What do you think of when you hear the word “junkie?” How about “crackhead?” These words typically don’t bring positive images to your mind. Unfortunately, such labels are often used to describe people who need help. Even the word “addict” can have negative connotations.

Labels that impart shame and reinforce stigma can mean the difference between life and death. Like diabetes, having a substance use disorder is a treatable condition that has its roots in genetic predispositions and environmental causes. Despite this, people with the diagnosis often face staggering amounts of stigma. Sometimes this can come from unexpected places.

New Terms to Use

As mentioned last month, even clinical and medical professionals can suffer from this bias and reinforce stigma. A 2009 Center for Addiction Medicine study found that patients who were described as “having a substance use disorder” were more deserving of help and treatment.
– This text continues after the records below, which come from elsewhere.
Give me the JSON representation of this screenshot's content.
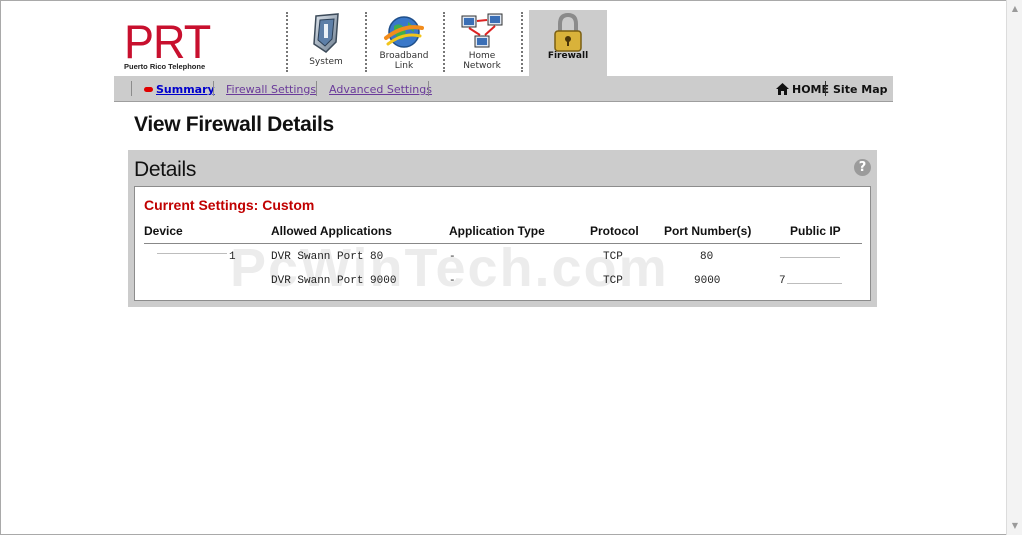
{
  "logo": {
    "mark": "PRT",
    "subtitle": "Puerto Rico Telephone"
  },
  "tabs": [
    {
      "label_line1": "System",
      "label_line2": "",
      "icon": "system-icon"
    },
    {
      "label_line1": "Broadband",
      "label_line2": "Link",
      "icon": "broadband-globe-icon"
    },
    {
      "label_line1": "Home",
      "label_line2": "Network",
      "icon": "home-network-icon"
    },
    {
      "label_line1": "Firewall",
      "label_line2": "",
      "icon": "padlock-icon",
      "active": true
    }
  ],
  "subnav": {
    "items": [
      "Summary",
      "Firewall Settings",
      "Advanced Settings"
    ],
    "home": "HOME",
    "sitemap": "Site Map"
  },
  "page_title": "View Firewall Details",
  "panel": {
    "title": "Details",
    "help": "?",
    "current_settings": "Current Settings: Custom",
    "columns": [
      "Device",
      "Allowed Applications",
      "Application Type",
      "Protocol",
      "Port Number(s)",
      "Public IP"
    ],
    "rows": [
      {
        "device": "1",
        "application": "DVR Swann Port 80",
        "type": "-",
        "protocol": "TCP",
        "ports": "80",
        "public_ip": ""
      },
      {
        "device": "",
        "application": "DVR Swann Port 9000",
        "type": "-",
        "protocol": "TCP",
        "ports": "9000",
        "public_ip": "7"
      }
    ]
  },
  "watermark": "PcWinTech.com",
  "colors": {
    "brand": "#c8102e",
    "panel_bg": "#cccccc",
    "link": "#0000cc",
    "visited": "#6a3a9a",
    "alert": "#c00000"
  }
}
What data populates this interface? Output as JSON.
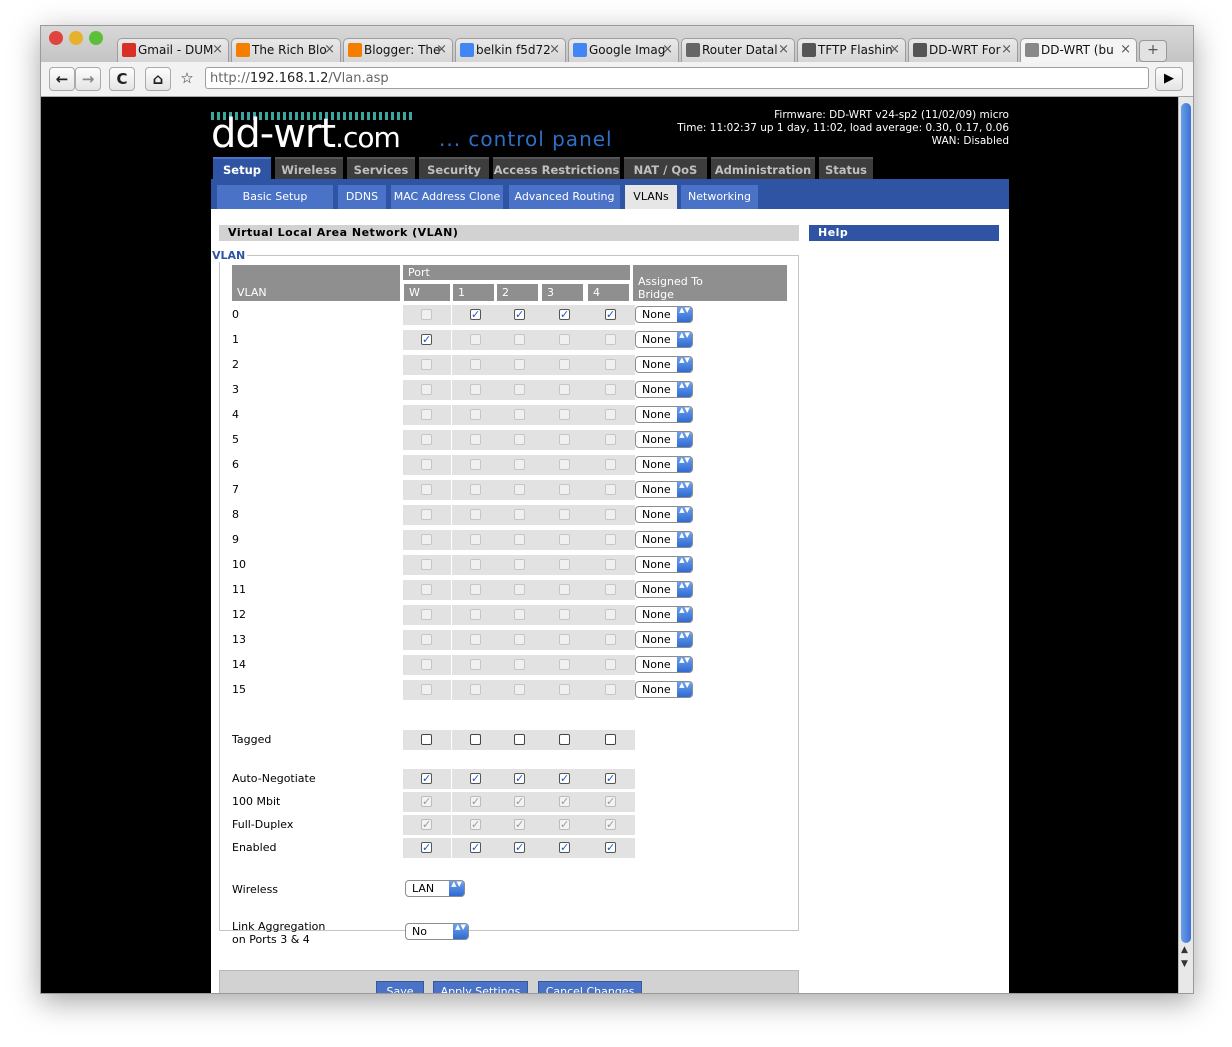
{
  "browser": {
    "tabs": [
      {
        "label": "Gmail - DUM",
        "icon": "gmail-icon",
        "color": "#d93025"
      },
      {
        "label": "The Rich Blo",
        "icon": "blogger-icon",
        "color": "#f57d00"
      },
      {
        "label": "Blogger: The",
        "icon": "blogger-icon",
        "color": "#f57d00"
      },
      {
        "label": "belkin f5d72",
        "icon": "google-icon",
        "color": "#4285f4"
      },
      {
        "label": "Google Imag",
        "icon": "google-icon",
        "color": "#4285f4"
      },
      {
        "label": "Router Datal",
        "icon": "router-icon",
        "color": "#666666"
      },
      {
        "label": "TFTP Flashin",
        "icon": "ddwrt-icon",
        "color": "#555555"
      },
      {
        "label": "DD-WRT For",
        "icon": "ddwrt-icon",
        "color": "#555555"
      },
      {
        "label": "DD-WRT (bu",
        "icon": "page-icon",
        "color": "#888888"
      }
    ],
    "active_tab": 8,
    "new_tab": "+",
    "url_prefix": "http://",
    "url_host": "192.168.1.2",
    "url_path": "/Vlan.asp",
    "back": "←",
    "forward": "→",
    "reload": "C",
    "home": "⌂",
    "star": "☆",
    "go": "▶"
  },
  "header": {
    "logo_main": "dd-wrt",
    "logo_com": ".com",
    "control_panel": "... control panel",
    "firmware": "Firmware: DD-WRT v24-sp2 (11/02/09) micro",
    "time": "Time: 11:02:37 up 1 day, 11:02, load average: 0.30, 0.17, 0.06",
    "wan": "WAN: Disabled"
  },
  "main_tabs": [
    "Setup",
    "Wireless",
    "Services",
    "Security",
    "Access Restrictions",
    "NAT / QoS",
    "Administration",
    "Status"
  ],
  "main_active": 0,
  "sub_tabs": [
    "Basic Setup",
    "DDNS",
    "MAC Address Clone",
    "Advanced Routing",
    "VLANs",
    "Networking"
  ],
  "sub_active": 4,
  "section_title": "Virtual Local Area Network (VLAN)",
  "help_title": "Help",
  "legend": "VLAN",
  "table": {
    "col_vlan": "VLAN",
    "col_port": "Port",
    "ports": [
      "W",
      "1",
      "2",
      "3",
      "4"
    ],
    "col_bridge_1": "Assigned To",
    "col_bridge_2": "Bridge",
    "rows": [
      {
        "label": "0",
        "ports": [
          0,
          1,
          1,
          1,
          1
        ],
        "bridge": "None"
      },
      {
        "label": "1",
        "ports": [
          1,
          0,
          0,
          0,
          0
        ],
        "bridge": "None"
      },
      {
        "label": "2",
        "ports": [
          0,
          0,
          0,
          0,
          0
        ],
        "bridge": "None"
      },
      {
        "label": "3",
        "ports": [
          0,
          0,
          0,
          0,
          0
        ],
        "bridge": "None"
      },
      {
        "label": "4",
        "ports": [
          0,
          0,
          0,
          0,
          0
        ],
        "bridge": "None"
      },
      {
        "label": "5",
        "ports": [
          0,
          0,
          0,
          0,
          0
        ],
        "bridge": "None"
      },
      {
        "label": "6",
        "ports": [
          0,
          0,
          0,
          0,
          0
        ],
        "bridge": "None"
      },
      {
        "label": "7",
        "ports": [
          0,
          0,
          0,
          0,
          0
        ],
        "bridge": "None"
      },
      {
        "label": "8",
        "ports": [
          0,
          0,
          0,
          0,
          0
        ],
        "bridge": "None"
      },
      {
        "label": "9",
        "ports": [
          0,
          0,
          0,
          0,
          0
        ],
        "bridge": "None"
      },
      {
        "label": "10",
        "ports": [
          0,
          0,
          0,
          0,
          0
        ],
        "bridge": "None"
      },
      {
        "label": "11",
        "ports": [
          0,
          0,
          0,
          0,
          0
        ],
        "bridge": "None"
      },
      {
        "label": "12",
        "ports": [
          0,
          0,
          0,
          0,
          0
        ],
        "bridge": "None"
      },
      {
        "label": "13",
        "ports": [
          0,
          0,
          0,
          0,
          0
        ],
        "bridge": "None"
      },
      {
        "label": "14",
        "ports": [
          0,
          0,
          0,
          0,
          0
        ],
        "bridge": "None"
      },
      {
        "label": "15",
        "ports": [
          0,
          0,
          0,
          0,
          0
        ],
        "bridge": "None"
      }
    ],
    "tagged": {
      "label": "Tagged",
      "ports": [
        0,
        0,
        0,
        0,
        0
      ]
    },
    "options": [
      {
        "label": "Auto-Negotiate",
        "ports": [
          1,
          1,
          1,
          1,
          1
        ],
        "enabled": true
      },
      {
        "label": "100 Mbit",
        "ports": [
          1,
          1,
          1,
          1,
          1
        ],
        "enabled": false
      },
      {
        "label": "Full-Duplex",
        "ports": [
          1,
          1,
          1,
          1,
          1
        ],
        "enabled": false
      },
      {
        "label": "Enabled",
        "ports": [
          1,
          1,
          1,
          1,
          1
        ],
        "enabled": true
      }
    ]
  },
  "wireless": {
    "label": "Wireless",
    "value": "LAN"
  },
  "link_agg": {
    "label_1": "Link Aggregation",
    "label_2": "on Ports 3 & 4",
    "value": "No"
  },
  "buttons": {
    "save": "Save",
    "apply": "Apply Settings",
    "cancel": "Cancel Changes"
  },
  "check_mark": "✓",
  "select_arrows": "▲▼"
}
A simple change in language led to completely different perceptions by medical and clinical professionals. This is why we refer to people in our care as “people with substance use disorders” and not “addicts.”

Labels for people aren’t the only terms that need updating. Common words and phrases in our field are changing, too. For instance, if someone starts using drugs or alcohol again, this was previously called a “relapse.” Providers in the field are now calling it a “recurrence” or “recurrence of use.” This reflects the transition to using terms that are found elsewhere in the healthcare sector.

Additionally, the term “clean time” is changing, as well. It refers to the time someone has spent since the last time they used drugs or alcohol. But what happens if someone starts using again? Does that make them “dirty?” That association and thought could make it harder for someone to seek help if they’re using. Instead, we’re now calling this “time spent substance-free.”

Choice & Everyday Acts

Certain terms listed above have been used in self-help communities for decades, and many are still seen as positive. We want to provide the people in our programs with the choice to use whatever terminology they feel comfortable using. However, as clinicians and service providers, we are committed to describing our residents with language that reflects the medical model of having a substance use disorder. 

Changing language can be a challenging prospect. Nevertheless, everyday acts like this can help to reduce stigma and shame for those seeking recovery in our communities. By simply changing the language you use, you can help people with substance use disorders know that treatment works and that they deserve help. People who feel supported by their communities are more likely to seek treatment earlier in the disease. If we change the conversation, we will save lives.